Dans ce contexte, le conseil en innovation et en financement européen évolue également. Son rôle ne consiste plus seulement à identifier des appels à projets ou à rédiger des propositions, mais à accompagner des décisions stratégiques d’investissement, de positionnement technologique et d’industrialisation.
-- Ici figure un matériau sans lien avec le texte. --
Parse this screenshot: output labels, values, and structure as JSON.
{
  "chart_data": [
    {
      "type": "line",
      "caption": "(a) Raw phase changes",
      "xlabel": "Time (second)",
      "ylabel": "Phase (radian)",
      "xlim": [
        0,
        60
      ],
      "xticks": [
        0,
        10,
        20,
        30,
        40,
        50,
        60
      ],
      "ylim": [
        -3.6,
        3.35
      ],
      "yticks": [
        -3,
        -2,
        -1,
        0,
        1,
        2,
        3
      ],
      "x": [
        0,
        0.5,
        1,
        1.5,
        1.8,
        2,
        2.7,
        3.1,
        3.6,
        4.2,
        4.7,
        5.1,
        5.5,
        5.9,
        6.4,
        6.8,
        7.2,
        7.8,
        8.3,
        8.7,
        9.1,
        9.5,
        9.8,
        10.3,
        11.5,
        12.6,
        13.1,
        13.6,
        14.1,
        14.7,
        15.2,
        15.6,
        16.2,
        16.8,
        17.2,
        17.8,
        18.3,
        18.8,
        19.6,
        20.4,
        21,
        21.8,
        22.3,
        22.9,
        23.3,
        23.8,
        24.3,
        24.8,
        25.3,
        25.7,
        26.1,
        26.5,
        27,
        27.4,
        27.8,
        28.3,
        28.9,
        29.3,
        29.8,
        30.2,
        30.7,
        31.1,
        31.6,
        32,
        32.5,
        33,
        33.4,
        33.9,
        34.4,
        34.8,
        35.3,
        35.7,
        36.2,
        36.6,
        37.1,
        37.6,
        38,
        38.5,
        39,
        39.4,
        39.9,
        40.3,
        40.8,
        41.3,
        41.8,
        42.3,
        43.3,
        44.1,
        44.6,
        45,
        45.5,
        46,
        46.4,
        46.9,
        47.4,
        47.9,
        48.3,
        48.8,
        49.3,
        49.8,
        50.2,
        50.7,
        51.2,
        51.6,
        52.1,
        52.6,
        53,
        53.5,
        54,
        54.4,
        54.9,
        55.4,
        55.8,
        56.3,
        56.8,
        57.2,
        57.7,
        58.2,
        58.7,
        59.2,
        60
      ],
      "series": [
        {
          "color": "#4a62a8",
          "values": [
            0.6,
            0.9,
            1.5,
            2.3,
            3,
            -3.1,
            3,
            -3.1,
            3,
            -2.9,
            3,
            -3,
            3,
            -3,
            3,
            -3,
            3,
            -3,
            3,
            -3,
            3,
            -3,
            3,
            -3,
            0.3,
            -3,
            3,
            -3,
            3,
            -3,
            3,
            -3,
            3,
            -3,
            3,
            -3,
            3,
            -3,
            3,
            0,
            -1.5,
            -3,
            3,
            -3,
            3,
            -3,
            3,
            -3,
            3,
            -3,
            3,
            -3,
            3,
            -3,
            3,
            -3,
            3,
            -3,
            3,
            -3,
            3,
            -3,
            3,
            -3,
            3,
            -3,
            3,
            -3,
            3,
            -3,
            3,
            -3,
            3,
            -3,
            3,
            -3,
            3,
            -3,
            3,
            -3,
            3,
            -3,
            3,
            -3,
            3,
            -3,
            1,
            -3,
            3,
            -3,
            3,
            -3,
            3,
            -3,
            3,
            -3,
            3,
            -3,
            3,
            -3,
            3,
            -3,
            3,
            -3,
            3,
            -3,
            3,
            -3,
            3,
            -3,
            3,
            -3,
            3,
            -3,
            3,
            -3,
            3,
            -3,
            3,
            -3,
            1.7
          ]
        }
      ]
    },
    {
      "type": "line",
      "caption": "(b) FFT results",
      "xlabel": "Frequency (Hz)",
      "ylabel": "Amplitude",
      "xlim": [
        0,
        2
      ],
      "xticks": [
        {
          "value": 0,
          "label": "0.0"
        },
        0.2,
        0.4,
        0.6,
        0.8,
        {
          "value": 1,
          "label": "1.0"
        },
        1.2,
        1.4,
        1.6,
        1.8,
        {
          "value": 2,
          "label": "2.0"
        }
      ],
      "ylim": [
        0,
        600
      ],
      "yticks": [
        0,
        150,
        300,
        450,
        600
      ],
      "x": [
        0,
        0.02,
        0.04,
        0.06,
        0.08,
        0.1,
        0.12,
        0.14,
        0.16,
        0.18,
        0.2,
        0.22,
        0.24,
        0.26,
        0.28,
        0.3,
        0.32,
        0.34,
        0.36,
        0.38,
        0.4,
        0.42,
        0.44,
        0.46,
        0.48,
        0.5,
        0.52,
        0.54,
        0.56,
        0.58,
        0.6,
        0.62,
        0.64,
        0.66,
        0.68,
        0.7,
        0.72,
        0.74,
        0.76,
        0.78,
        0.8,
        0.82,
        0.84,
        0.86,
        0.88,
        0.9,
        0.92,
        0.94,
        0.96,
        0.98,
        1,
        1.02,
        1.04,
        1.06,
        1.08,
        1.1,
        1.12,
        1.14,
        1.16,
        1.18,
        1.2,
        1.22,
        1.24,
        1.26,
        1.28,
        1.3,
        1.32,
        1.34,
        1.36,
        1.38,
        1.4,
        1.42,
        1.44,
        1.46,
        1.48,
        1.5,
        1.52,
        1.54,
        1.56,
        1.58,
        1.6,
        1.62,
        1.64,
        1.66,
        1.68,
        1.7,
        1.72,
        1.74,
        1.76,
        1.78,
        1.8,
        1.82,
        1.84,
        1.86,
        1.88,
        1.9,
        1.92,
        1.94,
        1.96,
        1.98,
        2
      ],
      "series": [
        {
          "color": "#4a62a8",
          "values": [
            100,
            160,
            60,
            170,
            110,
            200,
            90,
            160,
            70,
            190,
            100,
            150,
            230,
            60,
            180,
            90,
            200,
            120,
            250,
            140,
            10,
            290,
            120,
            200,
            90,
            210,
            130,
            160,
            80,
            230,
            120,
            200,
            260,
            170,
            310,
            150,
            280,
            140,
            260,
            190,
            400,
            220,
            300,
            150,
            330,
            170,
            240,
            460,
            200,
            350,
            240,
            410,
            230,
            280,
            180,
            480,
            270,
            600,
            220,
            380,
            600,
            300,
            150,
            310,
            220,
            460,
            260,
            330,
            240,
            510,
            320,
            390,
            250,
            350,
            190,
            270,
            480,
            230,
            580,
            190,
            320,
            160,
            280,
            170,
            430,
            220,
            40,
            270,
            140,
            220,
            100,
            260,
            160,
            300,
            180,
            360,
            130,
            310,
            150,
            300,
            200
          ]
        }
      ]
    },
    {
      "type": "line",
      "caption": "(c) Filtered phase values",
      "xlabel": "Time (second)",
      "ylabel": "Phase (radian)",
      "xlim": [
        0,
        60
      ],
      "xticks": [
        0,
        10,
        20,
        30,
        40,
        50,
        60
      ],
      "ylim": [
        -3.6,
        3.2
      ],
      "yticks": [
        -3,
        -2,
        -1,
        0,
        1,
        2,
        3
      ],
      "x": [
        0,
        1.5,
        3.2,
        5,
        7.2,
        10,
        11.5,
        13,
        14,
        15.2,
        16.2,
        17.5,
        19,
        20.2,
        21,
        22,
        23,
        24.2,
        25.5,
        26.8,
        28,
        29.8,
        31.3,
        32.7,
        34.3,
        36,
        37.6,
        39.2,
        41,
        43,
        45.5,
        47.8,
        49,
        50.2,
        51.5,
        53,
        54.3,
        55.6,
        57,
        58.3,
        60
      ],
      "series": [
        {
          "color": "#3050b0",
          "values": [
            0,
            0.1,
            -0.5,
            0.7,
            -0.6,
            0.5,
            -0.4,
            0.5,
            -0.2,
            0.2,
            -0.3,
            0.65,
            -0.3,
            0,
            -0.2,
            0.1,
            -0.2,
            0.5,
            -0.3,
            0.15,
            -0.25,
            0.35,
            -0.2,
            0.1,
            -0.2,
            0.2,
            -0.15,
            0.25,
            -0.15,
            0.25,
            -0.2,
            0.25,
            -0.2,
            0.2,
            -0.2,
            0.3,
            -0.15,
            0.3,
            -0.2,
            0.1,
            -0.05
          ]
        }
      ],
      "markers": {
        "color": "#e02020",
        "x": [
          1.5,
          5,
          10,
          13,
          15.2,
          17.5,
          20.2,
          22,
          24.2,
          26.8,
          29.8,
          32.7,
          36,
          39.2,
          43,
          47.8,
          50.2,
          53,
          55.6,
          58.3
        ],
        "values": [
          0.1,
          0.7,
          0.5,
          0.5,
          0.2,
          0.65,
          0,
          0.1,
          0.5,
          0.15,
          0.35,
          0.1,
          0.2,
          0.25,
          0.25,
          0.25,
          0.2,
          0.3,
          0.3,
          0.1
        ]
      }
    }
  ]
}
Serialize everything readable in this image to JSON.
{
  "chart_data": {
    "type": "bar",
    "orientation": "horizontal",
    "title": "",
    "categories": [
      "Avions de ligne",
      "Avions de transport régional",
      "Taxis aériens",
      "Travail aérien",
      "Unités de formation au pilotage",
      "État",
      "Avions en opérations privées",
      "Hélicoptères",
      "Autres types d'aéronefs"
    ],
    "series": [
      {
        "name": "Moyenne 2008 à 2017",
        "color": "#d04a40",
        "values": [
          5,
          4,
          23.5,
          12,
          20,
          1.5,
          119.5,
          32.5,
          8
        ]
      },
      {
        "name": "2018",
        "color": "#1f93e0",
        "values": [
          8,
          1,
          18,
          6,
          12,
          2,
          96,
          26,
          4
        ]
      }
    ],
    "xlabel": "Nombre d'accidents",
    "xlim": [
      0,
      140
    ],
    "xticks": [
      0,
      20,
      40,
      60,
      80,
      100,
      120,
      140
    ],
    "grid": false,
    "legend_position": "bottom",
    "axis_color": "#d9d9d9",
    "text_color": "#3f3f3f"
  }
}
Aligner la stratégie d’entreprise avec les priorités européennes, structurer des projets financièrement viables et politiquement pertinents, et anticiper les logiques futures d’évaluation deviennent des facteurs critiques de succès. La frontière entre politique publique, stratégie industrielle et financement est de plus en plus floue et exige une vision intégrée.

Une véritable fenêtre d’opportunité, mais limitée dans le temps

L’Europe se trouve face à une opportunité historique de renforcer sa base industrielle et son autonomie stratégique. Les signaux politiques sont clairs et les instruments évoluent dans la bonne direction. Mais le temps joue contre elle.

Si le prochain Cadre financier pluriannuel ne parvient pas à traduire l’ambition en capacité réelle d’exécution — usines, chaînes de valeur, emplois industriels — le risque n’est pas seulement une perte de compétitivité, mais une perte de pertinence à l’échelle mondiale.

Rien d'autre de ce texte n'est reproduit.